For a while, the official Jim Backus filling station seems to have been a restaurant called The Smoke House that's still in business over in Burbank, right across from Warner Brothers. Someone should write an article about the role this place has played in the history of comic books and animation. U.P.A. was right next door and many other animation studios were close enough that it became a major lunch spot and watering hole for cartoonists. In fact, the editors from Western Publishing (Dell Comics, Gold Key) would frequently lunch there because some of the artists drawing their comics were working days at the studios and editorial business could be transacted there — scripts or checks handed out, artwork turned in, etc. — over a meal. Also of course, everyone liked the food there…especially the garlic bread, which is still quite wonderful.

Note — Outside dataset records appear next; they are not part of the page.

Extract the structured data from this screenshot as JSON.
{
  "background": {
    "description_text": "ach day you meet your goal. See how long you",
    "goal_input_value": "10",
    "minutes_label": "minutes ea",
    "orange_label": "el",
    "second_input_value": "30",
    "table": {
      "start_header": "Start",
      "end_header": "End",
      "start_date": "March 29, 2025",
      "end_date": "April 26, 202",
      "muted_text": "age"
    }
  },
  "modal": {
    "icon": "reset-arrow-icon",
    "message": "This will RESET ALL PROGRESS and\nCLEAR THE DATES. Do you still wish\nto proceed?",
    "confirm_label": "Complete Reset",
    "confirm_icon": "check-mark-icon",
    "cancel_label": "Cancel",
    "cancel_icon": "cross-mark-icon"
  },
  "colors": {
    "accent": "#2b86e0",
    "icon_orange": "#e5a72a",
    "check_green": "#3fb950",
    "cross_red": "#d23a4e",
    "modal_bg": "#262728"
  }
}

Hanna-Barbera was not far away and when I was working there, I'd lunch at least once a week at the Smoke House. I always ran into other folks in the cartoon business there — often, Bill Hanna or Walter Lantz — and sometimes saw Jim Backus. He wasn't doing Magoos at the time but he'd be at the bar, tossing back a cocktail and joking with everyone. You'd hear the distinctive laugh of the Nearsighted One cackling throughout the restaurant and I always meant to go over, buy him a beverage and just thank him for being Jim Backus. Somehow, I never felt it was the right moment. Years later, when we started Garfield and Friends, I tried to hire him for a voice job but his agent said the man's health was just not up to it. Another one of the many "waited too long" experiences that we all have and regret so.